On Tue, 5 Dec 2000, Thomas J Savin wrote:

> It could be the stress level in the cities that make for the higher death rate - numerous studies have been performed in the area too.  What do you think?

	--How about stress levels among the Japanese A-bomb victims? Is
that considered?
	In the air pollution treatments, many potential confounding
factors are considered, and some of these would serve as surrogates for
stress -- like population density, % unemployment, % employed in
manufacturing, % employed in farming, etc.(The Pope study is of
Metropolitan areas, not of cities).

> On Wed, 29 Nov 2000 09:34:26  
>  Bernard L Cohen wrote:
> >
> >On Tue, 28 Nov 2000, ruth_weiner wrote:
> >> 
> >> This type of conversion factor is now being applied to inhaled air
> >> pollutants (and this is in fact an application of the LNT theory), which is
> >> quite a stretch, and which I myself do not agree with.
> >> 
> >> An air pollutant is defined in a number of laws and regulations as a
> >> substance other than nitrogen, oxygen, carbon dioxide, water vapor, ozone,
> >> and argon, or a significant quantities of a  substance like CO and some
> >> terpenes that may in very small quantities be constituents of clean air.
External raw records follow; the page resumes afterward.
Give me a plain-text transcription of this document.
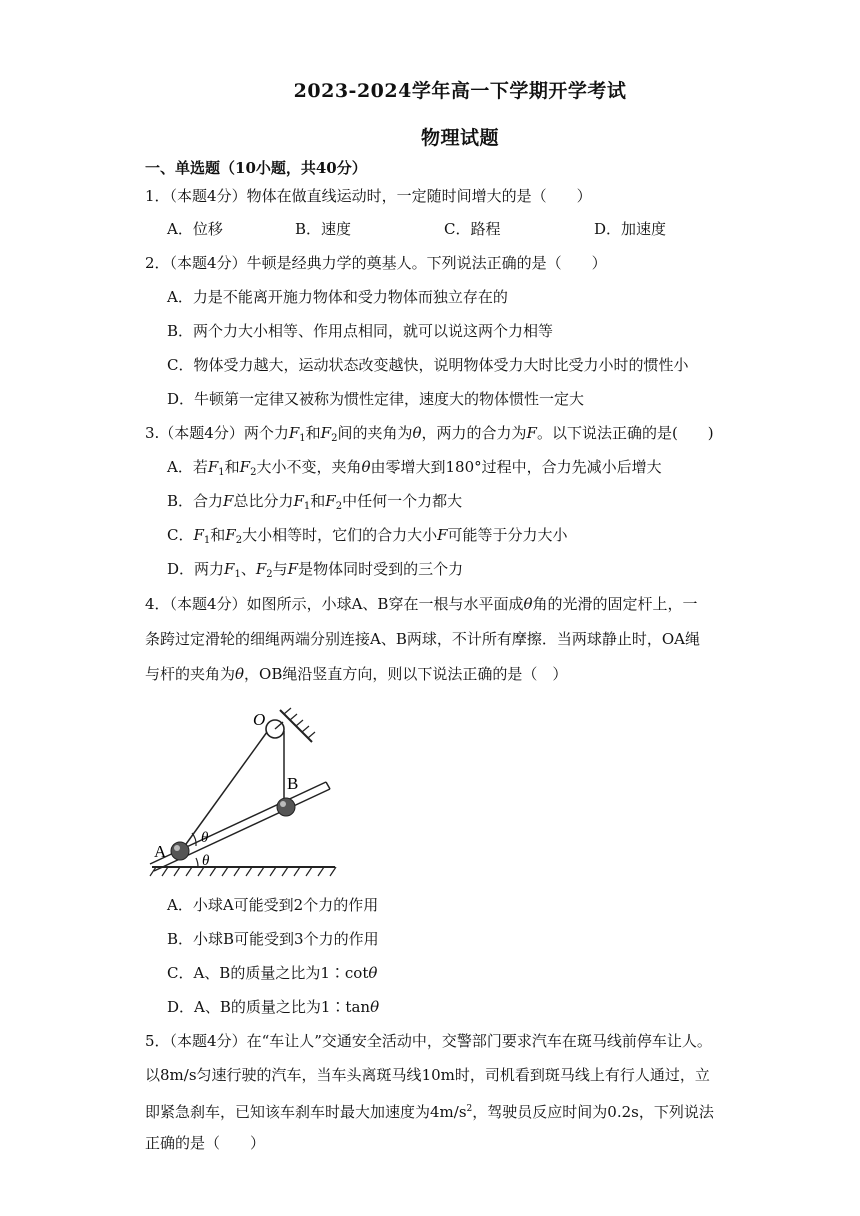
2023-2024学年高一下学期开学考试
物理试题
一、单选题（10小题，共40分）
1．（本题4分）物体在做直线运动时，一定随时间增大的是（　　）
A．位移	B．速度	C．路程	D．加速度
2．（本题4分）牛顿是经典力学的奠基人。下列说法正确的是（　　）
A．力是不能离开施力物体和受力物体而独立存在的
B．两个力大小相等、作用点相同，就可以说这两个力相等
C．物体受力越大，运动状态改变越快，说明物体受力大时比受力小时的惯性小
D．牛顿第一定律又被称为惯性定律，速度大的物体惯性一定大
3.（本题4分）两个力$F_1$和$F_2$间的夹角为θ，两力的合力为F。以下说法正确的是(　　)
A．若$F_1$和$F_2$大小不变，夹角θ由零增大到180°过程中，合力先减小后增大
B．合力F总比分力$F_1$和$F_2$中任何一个力都大
C．$F_1$和$F_2$大小相等时，它们的合力大小F可能等于分力大小
D．两力$F_1$、$F_2$与F是物体同时受到的三个力
4．（本题4分）如图所示，小球A、B穿在一根与水平面成θ角的光滑的固定杆上，一
条跨过定滑轮的细绳两端分别连接A、B两球，不计所有摩擦．当两球静止时，OA绳
与杆的夹角为θ，OB绳沿竖直方向，则以下说法正确的是（　）
O
B
A
θ
θ
A．小球A可能受到2个力的作用
B．小球B可能受到3个力的作用
C．A、B的质量之比为1∶cotθ
D．A、B的质量之比为1∶tanθ
5．（本题4分）在“车让人”交通安全活动中，交警部门要求汽车在斑马线前停车让人。
以8m/s匀速行驶的汽车，当车头离斑马线10m时，司机看到斑马线上有行人通过，立
即紧急刹车，已知该车刹车时最大加速度为$4m/s^2$，驾驶员反应时间为0.2s，下列说法
正确的是（　　）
> >> Particulate matter is a pollutant whether it comes from a stack, is crustal
> >> dust, or comes from a volcanoic eruption.
> >
> >	--Here I define air pollution as things emitted from fossil fuel
> >burning, with very fine particulate (<1.5 miicron) serving as a surrogate.
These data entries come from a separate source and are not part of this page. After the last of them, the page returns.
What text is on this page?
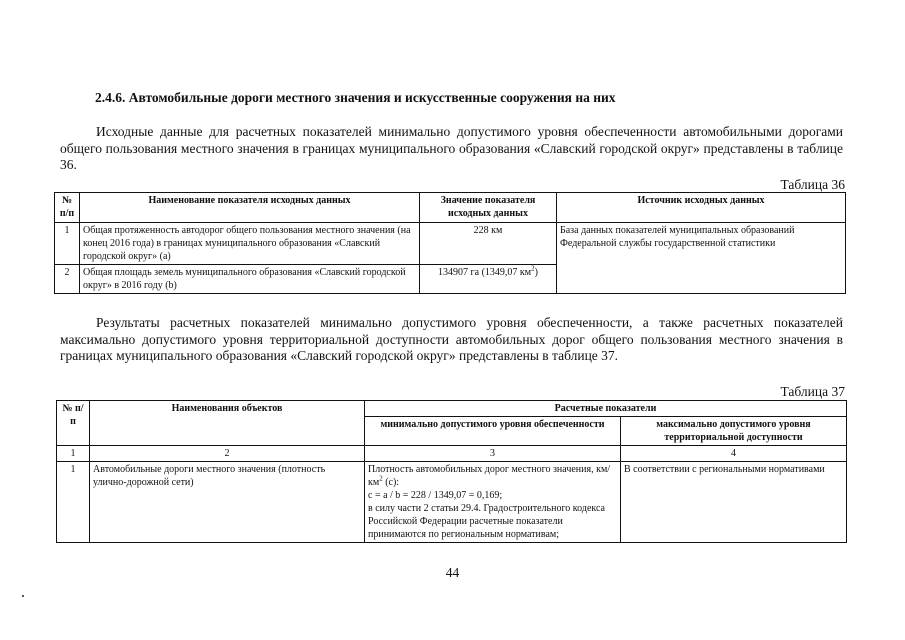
2.4.6. Автомобильные дороги местного значения и искусственные сооружения на них
Исходные данные для расчетных показателей минимально допустимого уровня обеспеченности автомобильными дорогами общего пользования местного значения в границах муниципального образования «Славский городской округ» представлены в таблице 36.
Таблица 36
№ п/п	Наименование показателя исходных данных	Значение показателя исходных данных	Источник исходных данных
1	Общая протяженность автодорог общего пользования местного значения (на конец 2016 года) в границах муниципального образования «Славский городской округ» (a)	228 км	База данных показателей муниципальных образований Федеральной службы государственной статистики
2	Общая площадь земель муниципального образования «Славский городской округ» в 2016 году (b)	134907 га (1349,07 $км^2$)	
Результаты расчетных показателей минимально допустимого уровня обеспеченности, а также расчетных показателей максимально допустимого уровня территориальной доступности автомобильных дорог общего пользования местного значения в границах муниципального образования «Славский городской округ» представлены в таблице 37.
Таблица 37
№ п/п	Наименования объектов	Расчетные показатели	
		минимально допустимого уровня обеспеченности	максимально допустимого уровня территориальной доступности
1	2	3	4
1	Автомобильные дороги местного значения (плотность улично-дорожной сети)	Плотность автомобильных дорог местного значения, $км/км^2$ (c):
c = a / b = 228 / 1349,07 = 0,169;
в силу части 2 статьи 29.4. Градостроительного кодекса Российской Федерации расчетные показатели принимаются по региональным нормативам;	В соответствии с региональными нормативами
44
> >How do you explain the fact that there is a statistically robust tendency
> >for areas with high air pollution to have higher mortality rates than
> >areas with low air pollution, after considering other factors that may be
> >relevant? No linear-no threshold assumption is involved; these are
> >straightforward data. Also, how do you explain the fact that in a given
> >city, mortality rates are higher when pollution is higher? Dozens of
> >studies have corroborated these findings.